NCI-CGR / IlluminaSequencingAnalysis

All Illumina Sequencing Related project from Xin will be recorded in this repo
0 stars 0 forks source link

Customized QC: new logic to merge sample first before do alignment #13

Open lxwgcool opened 3 years ago

lxwgcool commented 3 years ago

Since multiple sample from different lanes should be merged together, we need to have the logic in pipeline to do this job simultaneously.

lxwgcool commented 3 years ago

This new logic is associated with a lot of modification in the code. Please check the details below

For Reference Data

Moved the reference data from scratch to "/data/COVID_WGS/lix33/DCEG"

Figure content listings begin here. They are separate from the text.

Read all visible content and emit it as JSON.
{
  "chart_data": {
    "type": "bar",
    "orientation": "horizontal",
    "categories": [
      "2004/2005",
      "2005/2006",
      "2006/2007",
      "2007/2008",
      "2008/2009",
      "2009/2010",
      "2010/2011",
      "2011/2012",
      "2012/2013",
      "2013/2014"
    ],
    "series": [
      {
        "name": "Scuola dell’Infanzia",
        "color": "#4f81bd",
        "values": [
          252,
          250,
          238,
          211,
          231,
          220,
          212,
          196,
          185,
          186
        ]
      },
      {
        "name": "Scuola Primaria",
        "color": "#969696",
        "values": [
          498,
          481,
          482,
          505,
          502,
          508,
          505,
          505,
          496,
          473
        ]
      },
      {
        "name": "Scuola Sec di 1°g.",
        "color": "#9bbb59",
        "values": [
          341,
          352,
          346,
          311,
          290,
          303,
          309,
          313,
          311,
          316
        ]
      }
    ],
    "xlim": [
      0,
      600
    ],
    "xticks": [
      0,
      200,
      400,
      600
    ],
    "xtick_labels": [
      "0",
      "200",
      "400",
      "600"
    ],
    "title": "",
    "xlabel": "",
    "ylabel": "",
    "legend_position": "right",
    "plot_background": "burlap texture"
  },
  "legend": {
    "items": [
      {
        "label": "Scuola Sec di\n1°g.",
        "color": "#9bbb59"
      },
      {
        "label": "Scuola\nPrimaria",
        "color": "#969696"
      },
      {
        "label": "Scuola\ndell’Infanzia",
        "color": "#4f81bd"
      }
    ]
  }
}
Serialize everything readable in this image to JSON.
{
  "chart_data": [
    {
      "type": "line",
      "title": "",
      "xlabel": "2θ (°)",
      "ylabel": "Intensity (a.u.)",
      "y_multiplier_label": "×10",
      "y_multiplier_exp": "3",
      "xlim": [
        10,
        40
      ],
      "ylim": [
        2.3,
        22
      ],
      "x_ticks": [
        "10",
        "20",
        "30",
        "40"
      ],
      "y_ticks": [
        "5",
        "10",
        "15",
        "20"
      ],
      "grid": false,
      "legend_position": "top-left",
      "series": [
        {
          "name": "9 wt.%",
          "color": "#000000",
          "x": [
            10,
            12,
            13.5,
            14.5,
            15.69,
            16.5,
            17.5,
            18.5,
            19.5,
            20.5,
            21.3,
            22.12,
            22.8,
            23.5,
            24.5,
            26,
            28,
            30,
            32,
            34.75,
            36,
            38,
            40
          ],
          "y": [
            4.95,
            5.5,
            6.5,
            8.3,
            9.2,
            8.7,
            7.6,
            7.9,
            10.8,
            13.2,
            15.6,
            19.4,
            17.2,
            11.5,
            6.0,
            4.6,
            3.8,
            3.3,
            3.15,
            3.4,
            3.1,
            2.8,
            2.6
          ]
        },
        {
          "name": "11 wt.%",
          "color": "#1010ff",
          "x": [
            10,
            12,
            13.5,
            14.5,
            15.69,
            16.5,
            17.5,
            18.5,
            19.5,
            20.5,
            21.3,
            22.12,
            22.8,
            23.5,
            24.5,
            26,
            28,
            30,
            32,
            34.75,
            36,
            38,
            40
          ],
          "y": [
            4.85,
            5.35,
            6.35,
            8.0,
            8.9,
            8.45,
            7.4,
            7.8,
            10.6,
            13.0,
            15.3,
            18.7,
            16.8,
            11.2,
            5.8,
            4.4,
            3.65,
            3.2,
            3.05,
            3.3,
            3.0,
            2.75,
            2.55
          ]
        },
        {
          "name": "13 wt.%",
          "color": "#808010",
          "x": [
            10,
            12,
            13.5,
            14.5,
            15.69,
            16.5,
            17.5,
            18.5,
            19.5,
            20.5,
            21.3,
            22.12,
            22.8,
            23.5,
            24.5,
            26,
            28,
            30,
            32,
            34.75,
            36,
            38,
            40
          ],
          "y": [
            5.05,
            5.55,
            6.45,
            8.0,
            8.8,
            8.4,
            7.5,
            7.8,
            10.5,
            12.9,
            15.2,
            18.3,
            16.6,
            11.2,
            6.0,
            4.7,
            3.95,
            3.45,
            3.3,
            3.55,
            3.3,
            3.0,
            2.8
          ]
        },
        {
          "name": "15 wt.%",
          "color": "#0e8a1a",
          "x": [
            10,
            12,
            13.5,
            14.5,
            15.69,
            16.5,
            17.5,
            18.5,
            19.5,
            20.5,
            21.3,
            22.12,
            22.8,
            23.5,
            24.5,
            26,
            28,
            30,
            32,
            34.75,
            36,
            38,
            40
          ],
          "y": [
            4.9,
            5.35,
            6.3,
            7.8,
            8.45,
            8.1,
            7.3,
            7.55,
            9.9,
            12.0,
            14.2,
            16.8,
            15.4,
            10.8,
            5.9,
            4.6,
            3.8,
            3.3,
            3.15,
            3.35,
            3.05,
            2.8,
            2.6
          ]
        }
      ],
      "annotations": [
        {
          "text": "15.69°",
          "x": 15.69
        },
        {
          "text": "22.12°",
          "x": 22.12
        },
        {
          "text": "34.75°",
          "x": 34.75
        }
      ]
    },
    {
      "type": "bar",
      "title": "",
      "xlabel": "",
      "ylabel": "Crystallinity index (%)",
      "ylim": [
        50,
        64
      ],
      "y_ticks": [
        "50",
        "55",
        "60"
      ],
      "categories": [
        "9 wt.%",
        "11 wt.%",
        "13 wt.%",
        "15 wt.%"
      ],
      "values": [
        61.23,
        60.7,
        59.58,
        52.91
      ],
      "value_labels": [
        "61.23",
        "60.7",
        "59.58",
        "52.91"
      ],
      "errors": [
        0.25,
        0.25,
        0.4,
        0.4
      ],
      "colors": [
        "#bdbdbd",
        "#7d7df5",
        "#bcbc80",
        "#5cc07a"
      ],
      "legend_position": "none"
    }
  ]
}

  1. It is required for all alignment jobs
  2. The total size is around 80GB

CustomizedQC.py

  1. Add two flags for the logic of Merge Sample
    • flag.merge.sample.working
    • flag.merge.sample.done
      1. Add a special flag to let people know if current sample contains fastq files from multiple lanes
    • flag.multi.sample
      1. Create a specific function "UpdateFastqInfo" in ClsSample to reset fastq file to current sample after sample merging been finished
    • For a flowcell, some of sample may need to be merged, while others do not need (will be deleted after alignment).
    • For the merged sample we save the physical file in customized folder, otherwise, we use softlink directly.
      1. Add a new logic in CheckingFlags (the flag of MergeSample)
      2. New Function "SubmitMergeSampleJob" to submit SampleMerge jobs for each sample
      3. Add the new logic to handle the flowcell level SmapleMerging flag
      4. Improve the old of logic of checking flowcell level alignment and QC report working/done flag

reference_mapping_single.sh

1: deliver a new argument "iMergedSample" to determine if the fastq file need to deleted automatically after mapping

New source code: MergeSampleSingle.py

1: Do the job of merging sample 2: Handle the sample level merging sample flags.